If the contract receives formal approval, the city would match private donations to the Champaign Center Partnership up to $50,000 and provide half the time of a city planner to help with the staffing needs of the newly created business development group.
City officials say the new partnership is a different approach to how such private business partnerships had organized themselves in the past. Smaller groups, like the Champaign Downtown Association and the Campustown Business Association, were not sustainable.
The new group essentially combines the two with new representation for the city's "midtown" area, which lies between the downtown and Campustown.
The agreement between the city and the partnership would last one year with the opportunity for renewal if both parties agree.

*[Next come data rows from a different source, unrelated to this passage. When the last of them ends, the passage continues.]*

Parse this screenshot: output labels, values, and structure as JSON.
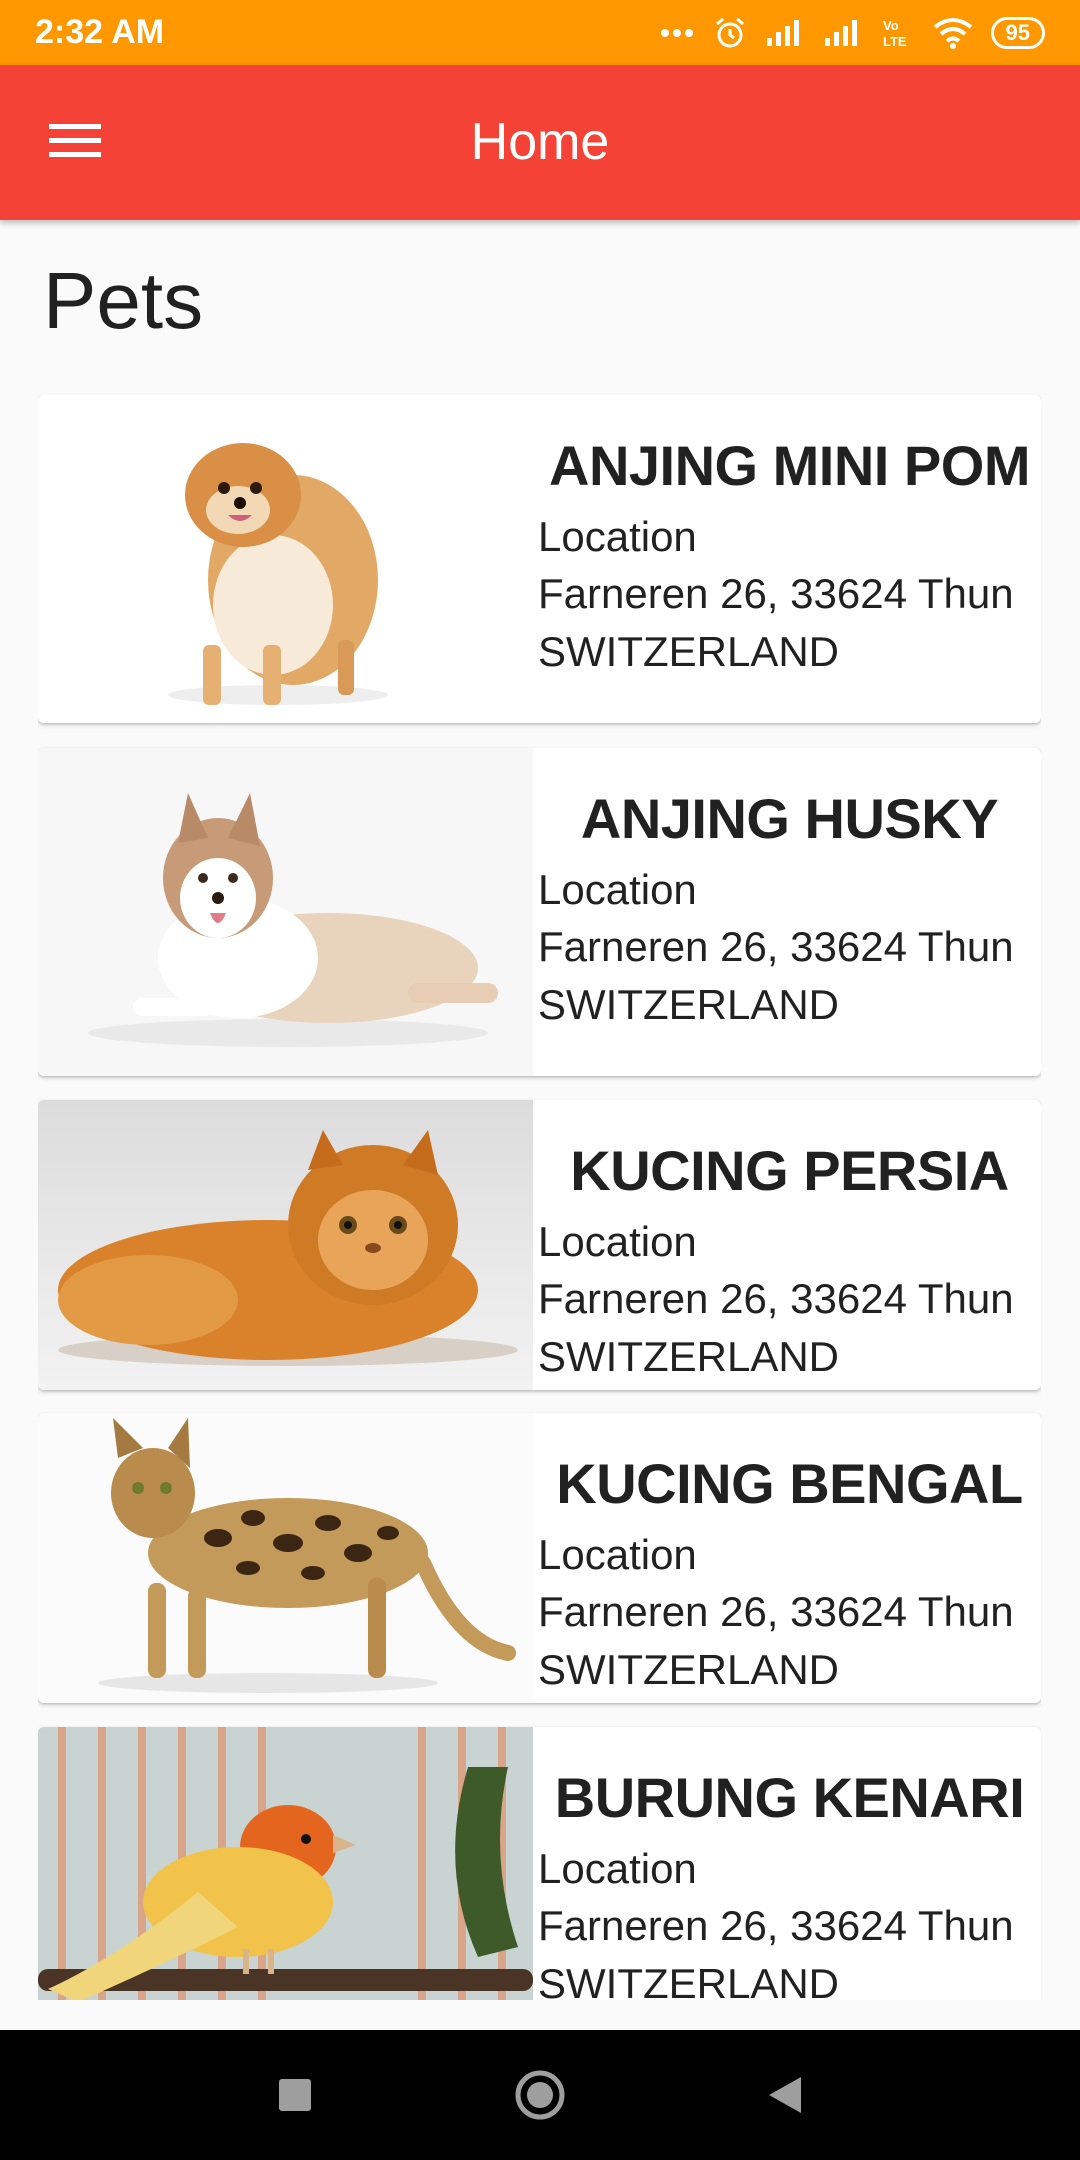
{
  "status_bar": {
    "time": "2:32 AM",
    "battery": "95",
    "icons": [
      "more-dots-icon",
      "alarm-icon",
      "signal-icon",
      "signal-icon",
      "volte-icon",
      "wifi-icon",
      "battery-icon"
    ]
  },
  "app_bar": {
    "title": "Home",
    "menu_icon": "hamburger-menu-icon"
  },
  "page": {
    "title": "Pets"
  },
  "pets": [
    {
      "name": "ANJING MINI POM",
      "location_label": "Location",
      "address": "Farneren 26, 33624 Thun",
      "country": "SWITZERLAND",
      "image": "pomeranian-photo"
    },
    {
      "name": "ANJING HUSKY",
      "location_label": "Location",
      "address": "Farneren 26, 33624 Thun",
      "country": "SWITZERLAND",
      "image": "husky-photo"
    },
    {
      "name": "KUCING PERSIA",
      "location_label": "Location",
      "address": "Farneren 26, 33624 Thun",
      "country": "SWITZERLAND",
      "image": "persian-cat-photo"
    },
    {
      "name": "KUCING BENGAL",
      "location_label": "Location",
      "address": "Farneren 26, 33624 Thun",
      "country": "SWITZERLAND",
      "image": "bengal-cat-photo"
    },
    {
      "name": "BURUNG KENARI",
      "location_label": "Location",
      "address": "Farneren 26, 33624 Thun",
      "country": "SWITZERLAND",
      "image": "canary-photo"
    }
  ],
  "nav_bar": {
    "buttons": [
      "recents-square-icon",
      "home-circle-icon",
      "back-triangle-icon"
    ]
  },
  "colors": {
    "status_bar": "#ff9800",
    "app_bar": "#f44336",
    "background": "#fafafa",
    "card": "#ffffff",
    "text": "#212121"
  }
}
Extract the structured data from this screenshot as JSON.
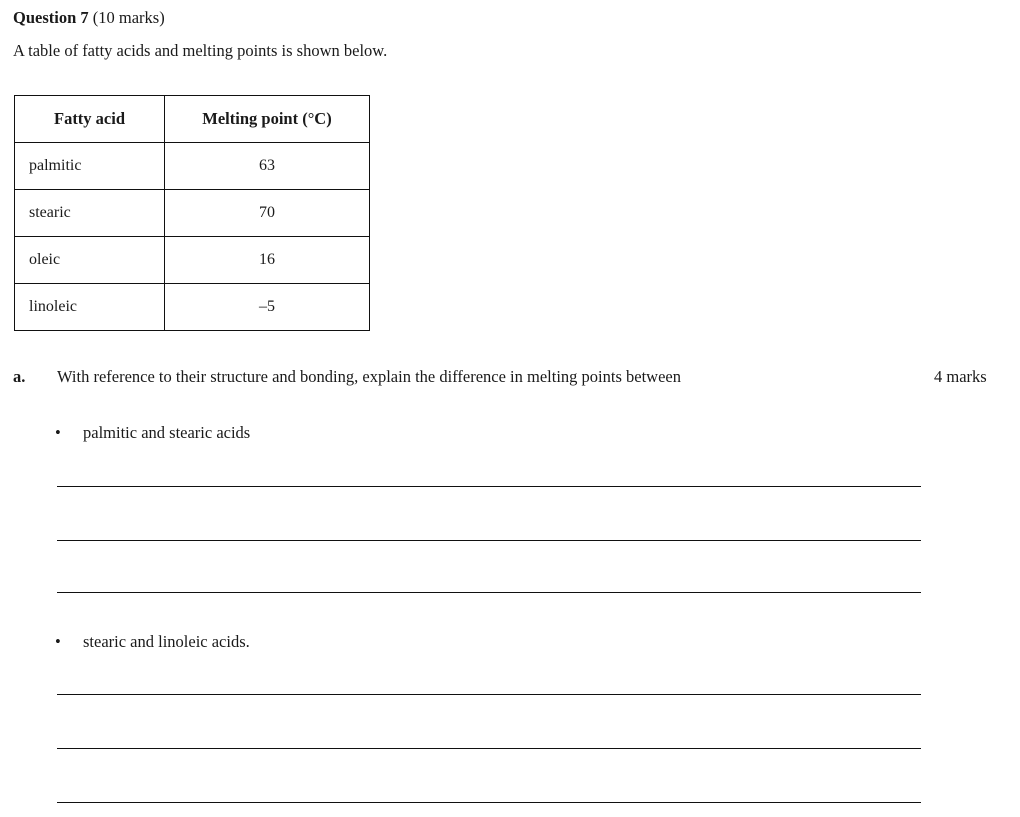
{
  "heading": {
    "question_label": "Question 7",
    "marks": " (10 marks)",
    "intro": "A table of fatty acids and melting points is shown below."
  },
  "table": {
    "headers": [
      "Fatty acid",
      "Melting point (°C)"
    ],
    "rows": [
      {
        "acid": "palmitic",
        "melting_point": "63"
      },
      {
        "acid": "stearic",
        "melting_point": "70"
      },
      {
        "acid": "oleic",
        "melting_point": "16"
      },
      {
        "acid": "linoleic",
        "melting_point": "–5"
      }
    ]
  },
  "parts": [
    {
      "label": "a.",
      "text": "With reference to their structure and bonding, explain the difference in melting points between",
      "marks": "4 marks",
      "bullets": [
        {
          "marker": "•",
          "text": "palmitic and stearic acids"
        },
        {
          "marker": "•",
          "text": "stearic and linoleic acids."
        }
      ]
    }
  ],
  "answer_lines": {
    "group_1": [
      486,
      540,
      592
    ],
    "group_2": [
      694,
      748,
      802
    ]
  },
  "colors": {
    "text": "#1a1a1a",
    "rule": "#111111",
    "background": "#ffffff"
  }
}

"The key over the next two years is to get them to the point where they are sustainable," said Planning Director Bruce Knight.
Private business partnerships are important, Knight said, because they can do things the city cannot: educational and professional development opportunities for existing businesses, for example.

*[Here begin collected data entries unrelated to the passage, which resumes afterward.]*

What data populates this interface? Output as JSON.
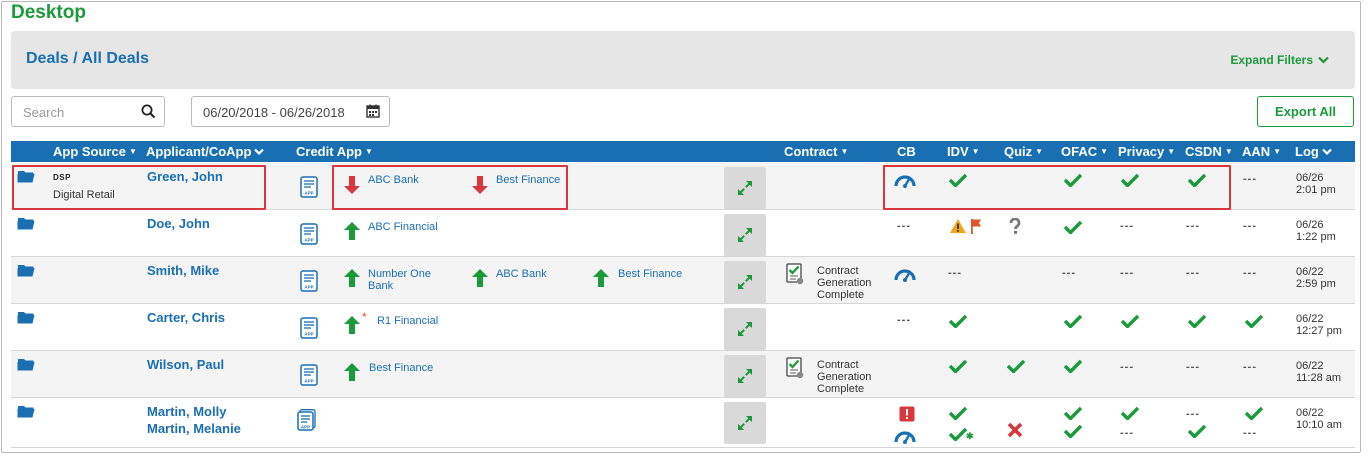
{
  "app_title": "Desktop",
  "header": {
    "breadcrumb": "Deals / All Deals",
    "expand_filters": "Expand Filters"
  },
  "search": {
    "placeholder": "Search",
    "value": ""
  },
  "date_range": "06/20/2018 - 06/26/2018",
  "export_label": "Export All",
  "columns": {
    "app_source": "App Source",
    "applicant": "Applicant/CoApp",
    "credit_app": "Credit App",
    "contract": "Contract",
    "cb": "CB",
    "idv": "IDV",
    "quiz": "Quiz",
    "ofac": "OFAC",
    "privacy": "Privacy",
    "csdn": "CSDN",
    "aan": "AAN",
    "log": "Log"
  },
  "dash": "---",
  "colors": {
    "brand_green": "#1a9a3a",
    "link_blue": "#1a6fb3",
    "header_blue": "#1a6fb3",
    "arrow_up": "#1a9a3a",
    "arrow_down": "#d9363e",
    "highlight_red": "#d9363e"
  },
  "rows": [
    {
      "source_logo": "DSP",
      "source_name": "Digital Retail",
      "applicant": "Green, John",
      "lenders": [
        {
          "name": "ABC Bank",
          "direction": "down"
        },
        {
          "name": "Best Finance",
          "direction": "down"
        }
      ],
      "contract": "",
      "cb": "gauge-icon",
      "idv": "check",
      "quiz": "",
      "ofac": "check",
      "privacy": "check",
      "csdn": "check",
      "aan": "---",
      "log_date": "06/26",
      "log_time": "2:01 pm"
    },
    {
      "applicant": "Doe, John",
      "lenders": [
        {
          "name": "ABC Financial",
          "direction": "up"
        }
      ],
      "contract": "",
      "cb": "---",
      "idv": "warning-flag",
      "quiz": "question",
      "ofac": "check",
      "privacy": "---",
      "csdn": "---",
      "aan": "---",
      "log_date": "06/26",
      "log_time": "1:22 pm"
    },
    {
      "applicant": "Smith, Mike",
      "lenders": [
        {
          "name": "Number One Bank",
          "direction": "up"
        },
        {
          "name": "ABC Bank",
          "direction": "up"
        },
        {
          "name": "Best Finance",
          "direction": "up"
        }
      ],
      "contract": "Contract Generation Complete",
      "cb": "gauge-icon",
      "idv": "---",
      "quiz": "",
      "ofac": "---",
      "privacy": "---",
      "csdn": "---",
      "aan": "---",
      "log_date": "06/22",
      "log_time": "2:59 pm"
    },
    {
      "applicant": "Carter, Chris",
      "lenders": [
        {
          "name": "R1 Financial",
          "direction": "up",
          "asterisk": "*"
        }
      ],
      "contract": "",
      "cb": "---",
      "idv": "check",
      "quiz": "",
      "ofac": "check",
      "privacy": "check",
      "csdn": "check",
      "aan": "check",
      "log_date": "06/22",
      "log_time": "12:27 pm"
    },
    {
      "applicant": "Wilson, Paul",
      "lenders": [
        {
          "name": "Best Finance",
          "direction": "up"
        }
      ],
      "contract": "Contract Generation Complete",
      "cb": "",
      "idv": "check",
      "quiz": "check",
      "ofac": "check",
      "privacy": "---",
      "csdn": "---",
      "aan": "---",
      "log_date": "06/22",
      "log_time": "11:28 am"
    },
    {
      "applicant": "Martin, Molly",
      "coapplicant": "Martin, Melanie",
      "lenders": [],
      "contract": "",
      "cb": "alert + gauge",
      "idv": "check / check-star",
      "quiz": "cross",
      "ofac": "check / check",
      "privacy": "check / ---",
      "csdn": "--- / check",
      "aan": "check / ---",
      "log_date": "06/22",
      "log_time": "10:10 am"
    }
  ]
}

"But we can build the infrastructure," Knight said, and encourage "certain kinds of activity."
City officials have long-range plans that they hope will encourage business development in the three core areas, said city planner T.J. Blakeman. They hope to build public plazas and beautify entrances to the downtown area, like the fork where Neil and Walnut streets split.
Officials hope to have completed a new streetscape for Green Street between Fourth and First streets by 2016 – a similar plan enacted between Fourth and Wright streets created a better business environment for those blocks, they say.
Jill Guth, the director of JSM Development and a key organizer of the new partnership, said it was humbling to find how many businesses were interested in membership and participation when she first reached out to them.
Council member Kyle Harrison said the partnership seems much more promising now than it did when organizers set out to build the group last year.
"When we first met, it didn't seem like a good game plan from the very beginning," Harrison said. "It's come a long way."